Categoria critica reajuste e cobra medidas para conter custos

Por Viviane Setragni,

Caminhoneiros voltaram a ameaçar uma paralisação nacional após novo aumento no preço do diesel, reacendendo a tensão no setor de transporte de cargas. A insatisfação da categoria está ligada ao impacto direto do combustível nos custos da atividade, considerada essencial para o abastecimento do país.

Foto: Miguel Schincariol/Getty Imagesok

Segundo lideranças do movimento, a alta recente no valor do diesel compromete ainda mais a rentabilidade dos profissionais, especialmente dos autônomos. Representantes afirmam que o reajuste, embora aparentemente pequeno, gera aumento significativo nas despesas mensais, devido ao alto consumo de combustível pelos veículos.

A possibilidade de greve pode se concretizar em curto prazo, caso não haja resposta do governo federal. Há indicativos de que a paralisação, inicialmente prevista para uma data futura, pode ser antecipada diante do cenário atual.

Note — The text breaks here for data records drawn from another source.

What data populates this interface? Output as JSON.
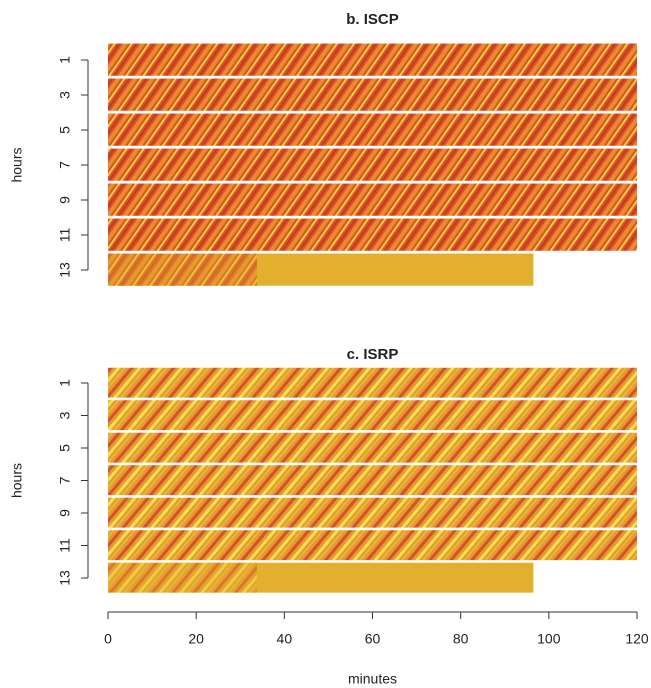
{
  "chart_data": [
    {
      "type": "heatmap",
      "title": "b. ISCP",
      "ylabel": "hours",
      "xlim": [
        0,
        120
      ],
      "ylim": [
        14,
        0
      ],
      "yticks": [
        1,
        3,
        5,
        7,
        9,
        11,
        13
      ],
      "strip_ends": [
        120,
        120,
        120,
        120,
        120,
        120,
        96.5
      ]
    },
    {
      "type": "heatmap",
      "title": "c. ISRP",
      "ylabel": "hours",
      "xlabel": "minutes",
      "xlim": [
        0,
        120
      ],
      "ylim": [
        14,
        0
      ],
      "yticks": [
        1,
        3,
        5,
        7,
        9,
        11,
        13
      ],
      "xticks": [
        0,
        20,
        40,
        60,
        80,
        100,
        120
      ],
      "strip_ends": [
        120,
        120,
        120,
        120,
        120,
        120,
        96.5
      ]
    }
  ]
}
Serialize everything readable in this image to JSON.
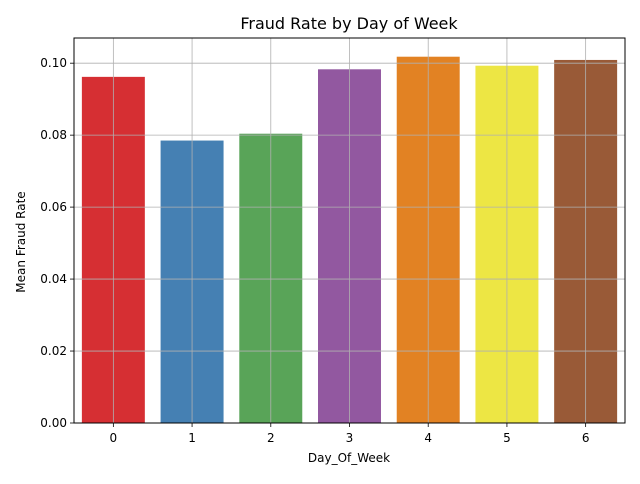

Entre as principais reivindicações está a criação de mecanismos que garantam maior previsibilidade nos preços dos combustíveis e a implementação efetiva de um piso mínimo para o frete. De acordo com caminhoneiros, o valor pago pelo transporte não acompanha os aumentos sucessivos do diesel, o que torna a atividade financeiramente inviável.

A categoria também demonstra insatisfação com a representação institucional e afirma que parte das lideranças em diálogo com o governo não reflete a realidade dos profissionais que atuam nas estradas.

O tema gera preocupação no setor produtivo e no governo, diante do histórico recente. Em 2018, uma greve nacional de caminhoneiros provocou desabastecimento de combustíveis e alimentos, além de impactos significativos na economia brasileira.

A Petrobras, responsável pelos reajustes, afirma que sua política de preços segue parâmetros internacionais, como a variação do petróleo e do câmbio. Ainda assim, a pressão por mudanças no modelo volta ao centro do debate com a nova ameaça de paralisação.